Thursday, April 11, 2013

Impulse Buying While Depressed

Have you ever bought anything on impulse while you were depressed? I have. In fact it seems as my mood goes down excess crap goes up. I find there is a sudden rush as the transaction completes, an injection of relief from the sinking sadness as I open the package, hope that beams from the prospect of a fresh purchase. But oh, how quickly that euphoria fades. I find myself with shelves of unread art books and classics I’ve always wanted to read and felt that I could somehow assimilate into myself through touch and ownership. I have a sushi making kit I never use and boxes of craft odds and ends, stacks of unplayed games, and reams of forgotten sheet music I swore to myself I would learn; and I always have every intention of keeping that promise. When you’re down and looking for a ladder to pull yourself back up to feeling okay again, you’ll promise anything if you can just find that first rung and start the climb. Somehow I never quite make it to the top. I’ve heard stories of people who have made it, burnt themselves out by knitting a dozen Afghans or baked enough croissants to feed a Boy Scout troop, but I never get there. I always make it past the first step, the “beginner” phase before the drive peters out and I’m back where I began at the bottom of the ladder. Such is my life. I can talk about everything from how to build Tryndamere in League of Legends to the importance of sanding every part of a ukulele body except where the neck will be glued at the top. But I can’t stop the cycle. It’s why this blog seems to get going in spurts before falling dormant again until the next creative explosion.

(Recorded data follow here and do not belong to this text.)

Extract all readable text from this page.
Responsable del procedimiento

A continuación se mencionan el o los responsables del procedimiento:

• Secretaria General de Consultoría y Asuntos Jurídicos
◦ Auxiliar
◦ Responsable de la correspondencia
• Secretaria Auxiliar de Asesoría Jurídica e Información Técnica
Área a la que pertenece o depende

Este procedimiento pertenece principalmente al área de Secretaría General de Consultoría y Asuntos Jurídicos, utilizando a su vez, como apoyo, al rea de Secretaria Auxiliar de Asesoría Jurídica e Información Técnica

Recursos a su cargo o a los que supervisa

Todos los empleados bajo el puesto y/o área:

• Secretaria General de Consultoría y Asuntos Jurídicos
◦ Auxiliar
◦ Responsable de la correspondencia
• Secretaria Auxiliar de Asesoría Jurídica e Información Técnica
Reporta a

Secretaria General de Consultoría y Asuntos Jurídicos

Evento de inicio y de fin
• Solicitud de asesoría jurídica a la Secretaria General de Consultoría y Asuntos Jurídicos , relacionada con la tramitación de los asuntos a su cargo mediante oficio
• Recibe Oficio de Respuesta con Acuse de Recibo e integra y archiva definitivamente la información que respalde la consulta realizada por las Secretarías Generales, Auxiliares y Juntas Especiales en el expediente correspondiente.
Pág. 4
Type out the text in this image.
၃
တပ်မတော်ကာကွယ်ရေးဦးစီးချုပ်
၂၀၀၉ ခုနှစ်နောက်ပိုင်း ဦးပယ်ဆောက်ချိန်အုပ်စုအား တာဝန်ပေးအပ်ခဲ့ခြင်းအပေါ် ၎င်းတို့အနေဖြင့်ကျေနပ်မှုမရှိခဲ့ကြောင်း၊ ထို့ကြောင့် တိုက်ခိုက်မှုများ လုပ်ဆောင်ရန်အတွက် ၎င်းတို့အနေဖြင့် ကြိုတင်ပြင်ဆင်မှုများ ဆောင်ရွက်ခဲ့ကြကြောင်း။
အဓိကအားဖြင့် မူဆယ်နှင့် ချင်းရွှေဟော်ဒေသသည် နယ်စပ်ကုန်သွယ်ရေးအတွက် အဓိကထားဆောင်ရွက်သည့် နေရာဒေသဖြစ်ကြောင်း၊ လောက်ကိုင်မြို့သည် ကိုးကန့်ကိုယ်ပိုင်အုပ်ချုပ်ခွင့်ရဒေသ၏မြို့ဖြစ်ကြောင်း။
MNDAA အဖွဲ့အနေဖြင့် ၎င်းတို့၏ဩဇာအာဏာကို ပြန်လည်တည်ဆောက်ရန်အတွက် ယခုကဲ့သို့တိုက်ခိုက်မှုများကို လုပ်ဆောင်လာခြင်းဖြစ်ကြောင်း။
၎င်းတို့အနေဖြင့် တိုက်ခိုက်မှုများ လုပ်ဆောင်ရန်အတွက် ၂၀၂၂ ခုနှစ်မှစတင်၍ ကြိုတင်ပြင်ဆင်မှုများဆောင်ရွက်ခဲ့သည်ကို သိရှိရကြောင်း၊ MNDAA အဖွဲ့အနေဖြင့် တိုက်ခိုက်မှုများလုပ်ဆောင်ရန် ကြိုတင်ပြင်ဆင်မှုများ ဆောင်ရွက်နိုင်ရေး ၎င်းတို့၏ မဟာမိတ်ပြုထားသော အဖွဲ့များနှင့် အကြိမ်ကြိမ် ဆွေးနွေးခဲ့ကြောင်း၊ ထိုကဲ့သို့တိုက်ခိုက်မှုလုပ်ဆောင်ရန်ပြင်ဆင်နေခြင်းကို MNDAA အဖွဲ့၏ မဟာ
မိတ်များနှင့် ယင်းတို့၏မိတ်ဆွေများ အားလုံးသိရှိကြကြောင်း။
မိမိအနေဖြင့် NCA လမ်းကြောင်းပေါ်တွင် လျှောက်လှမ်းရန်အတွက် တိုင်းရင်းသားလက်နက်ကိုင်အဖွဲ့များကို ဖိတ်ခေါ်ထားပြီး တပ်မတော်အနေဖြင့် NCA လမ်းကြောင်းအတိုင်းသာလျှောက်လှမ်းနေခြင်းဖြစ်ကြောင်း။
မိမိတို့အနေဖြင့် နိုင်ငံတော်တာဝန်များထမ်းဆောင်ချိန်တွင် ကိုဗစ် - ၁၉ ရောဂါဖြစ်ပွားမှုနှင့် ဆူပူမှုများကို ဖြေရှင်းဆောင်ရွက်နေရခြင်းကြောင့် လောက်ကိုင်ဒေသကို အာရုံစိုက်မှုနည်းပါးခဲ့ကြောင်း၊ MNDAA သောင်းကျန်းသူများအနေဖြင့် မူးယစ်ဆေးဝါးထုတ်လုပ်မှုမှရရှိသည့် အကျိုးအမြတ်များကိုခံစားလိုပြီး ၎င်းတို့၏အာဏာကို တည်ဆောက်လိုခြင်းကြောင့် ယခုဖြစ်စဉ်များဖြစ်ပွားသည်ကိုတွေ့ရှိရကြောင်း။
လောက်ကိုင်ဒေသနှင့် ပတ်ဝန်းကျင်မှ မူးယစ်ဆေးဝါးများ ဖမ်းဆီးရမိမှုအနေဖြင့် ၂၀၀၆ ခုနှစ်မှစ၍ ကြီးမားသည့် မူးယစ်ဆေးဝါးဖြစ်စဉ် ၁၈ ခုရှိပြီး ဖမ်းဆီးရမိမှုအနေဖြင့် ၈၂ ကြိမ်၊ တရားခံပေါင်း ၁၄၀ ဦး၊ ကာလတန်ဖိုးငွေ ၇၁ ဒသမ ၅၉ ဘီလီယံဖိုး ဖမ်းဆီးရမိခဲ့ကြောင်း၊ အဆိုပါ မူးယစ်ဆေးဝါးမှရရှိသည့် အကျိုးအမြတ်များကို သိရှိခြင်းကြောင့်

I was surprised to learn that my behavior could be described as self-medicating and I’m not the only one who does it. Wikipedia describes this as: “a human behavior in which an individual uses unprescribed drugs to treat untreated and often undiagnosed medical ailments.”  Impulse buying can become an addiction and I’m never truly proud of myself when it’s all said and done. I think about how much I could have had saved if I could have controlled myself a little better, and if you can’t do something without regretting yet find yourself continuing to do it it’s never a good sign. Self-medication doesn’t have to be limited to drug use; it could be any negative behavior you use to find relief. Wikipedia goes on to say: “The psychology of such behavior within the specific context of using recreational drugs, psychoactive drugs, alcohol, and other self-soothing forms of behavior to alleviate symptoms of mental distress, stress and anxiety. including mental illnesses and/or psychological trauma, is particularly unique and can serve as a serious detriment to physical and mental health if motivated by addictive mechanisms.” And then sums up with: “Self-medication is often seen as gaining personal independence from established medicine.” Lol.

So how does someone like me get better? It’s not as easy as my father would say, “just stop doing it. You know you’re doing it so stop.” If I could do than it wouldn’t be a problem. Some people have suggested hiding your credit card and only working with cash but in this day and age where websites save your payment information and plastic prevents you from losing loads of dosh or having it stolen from your wallet that’s not really an option. You could always try REAL medication but the thought of that is usually more depressing than where you are currently at. What I have found to be a reasonable solution is to make a list of things you want, call it your wish list, Santa Letter, whatever. Put on this list a bunch of things you wish you had, materials for hobbies you wish you could learn or a movie you wish you had seen or a book you’ve always wanted to read, maybe put ‘lessons’ on there instead of material goods so you can actually get some more motivation to complete your goal. In fact, if you’re going to go with lessons or a hobby another good way to stick to it is to tell someone you trust to ride your ass till it’s done. Guilt trips are marvelous. But anyway, when you feel yourself sinking and you need to scratch that itch, go to your wish list. Always put small things on this list, budget items you know you want and you know you can get that release from acquiring; think thrift stores and eBay. That way you can get your fix and still have enough cash left over to pay the light note. No, it’s not a perfect solution but there seldom is in life and all its whimsical little struggles.

I’m going to try to keep the blog going this time, an article a week is my goal with a little bit of comic mischief in the mix. Don’t expect Penny Arcade quality, I’m working with what I got over here. As for the rest of the crew: Darris is dealing with possible homelessness so he’s a bit tied up at the moment trying to save up or move, Ryan is split between saying he’s going to study for his A+ certification and buying a million video games he’ll never play (irony), saying Dillon will commit to anything is like rearranging deck chairs on the Titanic, and Auverin is so bogged down with college work it’s a wonder the pressure hasn’t turned her into a tiny diamond Auvey. I’m in a perpetual rift caused by my love of music, art, and writing with the bane of video games always snapping the life away from me with its instant gratification and sweet graphics. But I’m gonna try. I know it seems like I’m not always successful, but I’m still gonna try.